Germany’s Model Articles of Association for companies, called the Musterprotokoll, is a cost-effective, simple and quick way to start your own UG (this is a German article). The Musterprotokoll conveniently combines the Articles of Association, the list of shareholders (Gesellschafterliste) and the appointment of the managing director in one document. However, there are certain limitations when forming the UG using the Musterprotokoll. For example, a maximum of three shareholders and one managing director may be appointed.

Step 3: How do I ensure compliance with the local regulations?

Shareholder information

German companies have to submit specific information to the transparency register about their beneficial owner if an individual holds 25% or more, directly or indirectly. Such a filing with the transparency register is not required if the same information can be retrieved from the German commercial register or the 25% threshold is not triggered.

Annual account

Micro-capital companies have the option of submitting a condensed balance sheet and a simplified profit and loss report for accounting. Under certain circumstances, no notes are required, but the balance sheet details must be more detailed. There is no auditing requirement.

Small companies must disclose their balance sheet and their notes. The profit and loss account is not mandatory. In addition, the audition requirement is dropped.

Medium-sized companies must present the balance sheet in the same form as small-cap companies and provide additional information. There is also a shortform appendix. The additional information is treated in the same way as with large capital companies. The annual financial statements and management report must be audited by a certified accountant or auditor in accordance with the provisions of § 316 et seq. HGB.

Large corporations must disclose the annual accounts, the balance sheet and an income statement. These include the notes, the management report and an audit certificate or note detailing its refusal. Furthermore, a report from the supervisory board, the declaration of compliance from the management board and the proposal for the appropriation of profit must be included. As with medium-sized corporations, there is an obligation to audit the annual accounts and the management report.

Failure to disclose your company’s data will result in fines and other punitive measures. In that case, the electronic Federal Gazette informs the German Federal Office of Justice (BdJ). You will be given a period of six weeks to submit the missing documents. If the deadline is not met, the BdJ initiates a fine-filing procedure which can be between €2,500 and €25,000. A procedure is then initiated against both you and your corporation.
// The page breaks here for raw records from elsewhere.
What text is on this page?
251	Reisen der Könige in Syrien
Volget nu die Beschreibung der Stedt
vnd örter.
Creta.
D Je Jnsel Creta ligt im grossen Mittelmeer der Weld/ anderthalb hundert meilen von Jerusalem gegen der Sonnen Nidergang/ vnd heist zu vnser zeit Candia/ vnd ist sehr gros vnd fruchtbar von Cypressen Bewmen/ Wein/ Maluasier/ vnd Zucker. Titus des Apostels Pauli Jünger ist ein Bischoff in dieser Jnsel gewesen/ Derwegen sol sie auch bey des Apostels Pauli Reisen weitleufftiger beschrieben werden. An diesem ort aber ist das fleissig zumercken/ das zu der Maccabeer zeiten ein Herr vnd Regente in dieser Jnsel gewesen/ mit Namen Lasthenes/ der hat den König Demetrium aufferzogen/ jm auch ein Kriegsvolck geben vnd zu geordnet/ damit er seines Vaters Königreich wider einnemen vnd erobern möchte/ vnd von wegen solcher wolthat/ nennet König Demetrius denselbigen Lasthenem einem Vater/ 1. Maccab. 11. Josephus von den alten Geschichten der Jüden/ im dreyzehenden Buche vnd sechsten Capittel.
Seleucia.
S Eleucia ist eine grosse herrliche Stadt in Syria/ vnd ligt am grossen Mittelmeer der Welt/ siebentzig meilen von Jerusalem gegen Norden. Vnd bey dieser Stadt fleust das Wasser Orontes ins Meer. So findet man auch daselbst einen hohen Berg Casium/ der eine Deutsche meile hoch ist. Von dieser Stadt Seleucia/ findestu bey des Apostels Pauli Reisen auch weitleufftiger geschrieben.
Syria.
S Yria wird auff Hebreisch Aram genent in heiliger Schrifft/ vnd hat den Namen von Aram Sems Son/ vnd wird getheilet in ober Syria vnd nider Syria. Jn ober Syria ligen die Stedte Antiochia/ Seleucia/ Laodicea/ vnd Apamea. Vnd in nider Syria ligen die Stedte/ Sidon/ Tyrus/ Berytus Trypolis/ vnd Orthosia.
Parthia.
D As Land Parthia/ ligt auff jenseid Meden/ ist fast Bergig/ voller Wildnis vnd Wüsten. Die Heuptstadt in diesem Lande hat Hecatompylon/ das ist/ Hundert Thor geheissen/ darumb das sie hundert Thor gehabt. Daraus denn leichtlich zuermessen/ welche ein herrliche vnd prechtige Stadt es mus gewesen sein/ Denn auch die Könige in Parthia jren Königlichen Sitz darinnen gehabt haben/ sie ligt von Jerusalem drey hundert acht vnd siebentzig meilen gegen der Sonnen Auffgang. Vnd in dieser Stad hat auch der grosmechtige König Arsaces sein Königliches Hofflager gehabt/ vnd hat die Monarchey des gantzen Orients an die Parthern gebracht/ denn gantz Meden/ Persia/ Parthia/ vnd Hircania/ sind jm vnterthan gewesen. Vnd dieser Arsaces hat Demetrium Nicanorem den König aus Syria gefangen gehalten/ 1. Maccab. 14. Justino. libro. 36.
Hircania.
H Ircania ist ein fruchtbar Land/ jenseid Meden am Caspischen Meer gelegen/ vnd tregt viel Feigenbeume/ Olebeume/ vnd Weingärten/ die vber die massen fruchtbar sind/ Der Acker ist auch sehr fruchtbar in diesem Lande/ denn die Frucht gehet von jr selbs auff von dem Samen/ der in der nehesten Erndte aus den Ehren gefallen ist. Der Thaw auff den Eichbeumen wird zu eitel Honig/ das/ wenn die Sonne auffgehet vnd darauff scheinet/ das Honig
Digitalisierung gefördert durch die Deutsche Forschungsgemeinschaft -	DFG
The classification of a German company is determined based on the chart below (for each class, two out of three characteristics cannot be exceeded for a company to stay in that class):

Determining characteristics

Micro

Small

Medium

Large

Balance sheet total (Bilanzsumme)

350,000 EUR

6,000,000 EUR

20,000,000 EUR

> 20,000,000 EUR

Revenues (12 months before the balance sheet date)

700,000 EUR

12,000,000 EUR

40,000,000 EUR

> 40,000,000 EUR

Number of employees on an annual average

10

50

250

> 250

Taxes

The standard rate of corporate tax (Körperschaftssteuer) is 15% (15.825% including a 5.5% solidarity surcharge). Effective tax rate including trade tax (assessed independently by each municipality from 7% to 17.5%) is estimated at 30-33%.

Both corporate and trade taxes are imposed on the taxable income of a foreign company's German entity.

Value Added Tax (VAT), also referred to as Umsatzsteuer (USt) or Mehrwertsteuer (MwSt) is generally 19% with a reduced rate of 7% applicable to food, agricultural products, public transport, books, e-books and magazines, hotels (short-term accommodation) and certain cultural services, social services, medical equipment for disabled persons and firewood.

In general, preliminary VAT returns are filed on a monthly or quarterly basis by the tenth day of the following month. Each taxpayer must file an annual return for each calendar year. To obtain a VAT refund, a company must have a tax identity number.